With those words, the fight for Harkin’s United States Senate seat begins.
“Republicans see it as a big pick up opportunity,” says David Kochel, the senior Iowa advisor for Mitt Romney.
“It’s wide open on both sides,” said Scott Brennan, a former chairman of the Iowa Democratic Party.
According to political insiders Brennan and Kochel, Iowa’s current congressmen are the early front runners.
“Congressman Braley has expressed interest previously and I wouldn’t be surprised if Congressman Loebsack took a look at it too,” Brennan told Channel 13 News.
“Both Congressman Latham and Congressman King will take a look at it and both will be great candidates,” Kochel said.
Their decision to run would have a ripple effect on other state races.
On the democratic side, Representative Bruce Braley has been rumored as a candidate for governor.

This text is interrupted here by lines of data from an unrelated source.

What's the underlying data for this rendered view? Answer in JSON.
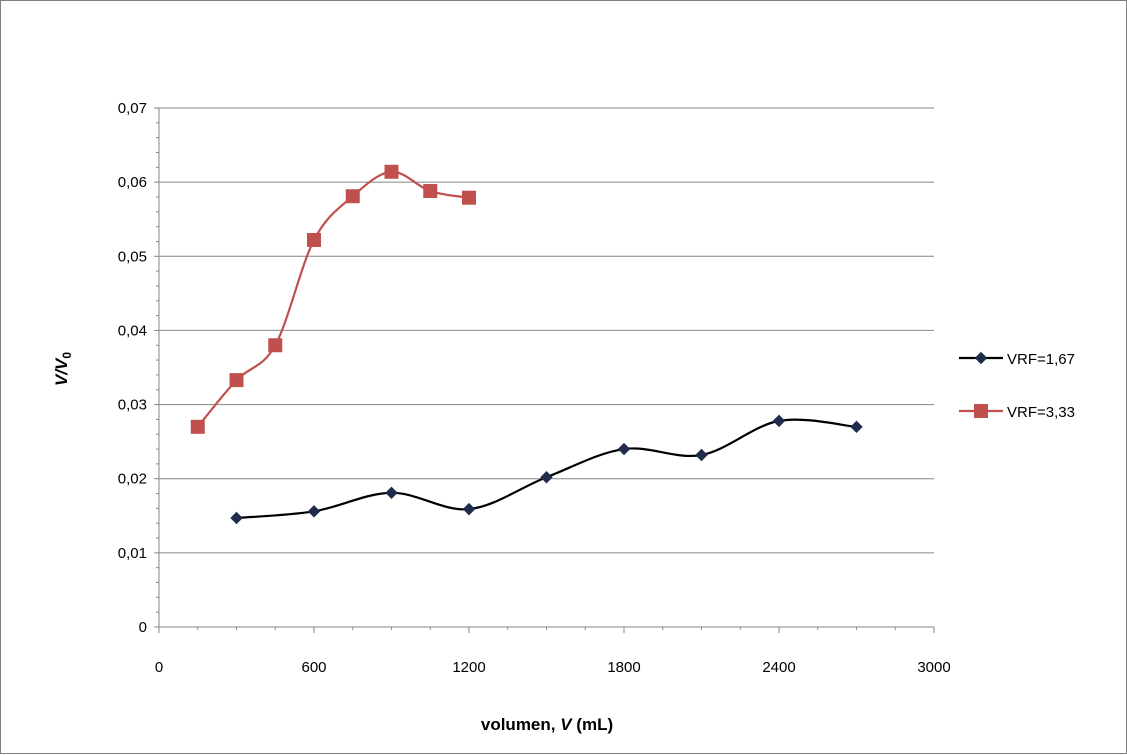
{
  "chart_data": {
    "type": "line",
    "title": "",
    "xlabel": "volumen, V (mL)",
    "xlabel_parts": {
      "prefix": "volumen, ",
      "var": "V",
      "suffix": " (mL)"
    },
    "ylabel": "V/V0",
    "ylabel_parts": {
      "var": "V/V",
      "sub": "0"
    },
    "xlim": [
      0,
      3000
    ],
    "ylim": [
      0,
      0.07
    ],
    "xticks": [
      0,
      600,
      1200,
      1800,
      2400,
      3000
    ],
    "xtick_labels": [
      "0",
      "600",
      "1200",
      "1800",
      "2400",
      "3000"
    ],
    "yticks": [
      0,
      0.01,
      0.02,
      0.03,
      0.04,
      0.05,
      0.06,
      0.07
    ],
    "ytick_labels": [
      "0",
      "0,01",
      "0,02",
      "0,03",
      "0,04",
      "0,05",
      "0,06",
      "0,07"
    ],
    "grid": "horizontal",
    "legend_position": "right",
    "series": [
      {
        "name": "VRF=1,67",
        "color": "#000000",
        "marker_color": "#1f2d4a",
        "marker": "diamond",
        "x": [
          300,
          600,
          900,
          1200,
          1500,
          1800,
          2100,
          2400,
          2700
        ],
        "y": [
          0.0147,
          0.0156,
          0.0181,
          0.0159,
          0.0202,
          0.024,
          0.0232,
          0.0278,
          0.027
        ]
      },
      {
        "name": "VRF=3,33",
        "color": "#c0504d",
        "marker_color": "#c0504d",
        "marker": "square",
        "x": [
          150,
          300,
          450,
          600,
          750,
          900,
          1050,
          1200
        ],
        "y": [
          0.027,
          0.0333,
          0.038,
          0.0522,
          0.0581,
          0.0614,
          0.0588,
          0.0579
        ]
      }
    ]
  }
}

“His decision makes all sorts of pieces move. People who were looking to run for governor may run for senate,” said Brennan.
If two sitting congressman battle it out for a seat in the senate, there’s no shortage of Iowa lawmakers looking to make a jump of their own.
“You’ve got a number of state legislators who would look at it. You have past candidates from higher offices that would look at it. It’s a long list,” Kochel said.
With so many rumored candidates, both sides say they’ll need to kick their fundraising efforts into full gear.
“It’s probably a $10-$15 million dollar race on either side,” Kochel told Channel 13 News.
Raising that money is hardest when fighting others within your own party.
“Once the primary is over, you’ll be able to generate significant funds,” said Brennan.
After primaries, national attention and money will shift to the Iowa Senate race.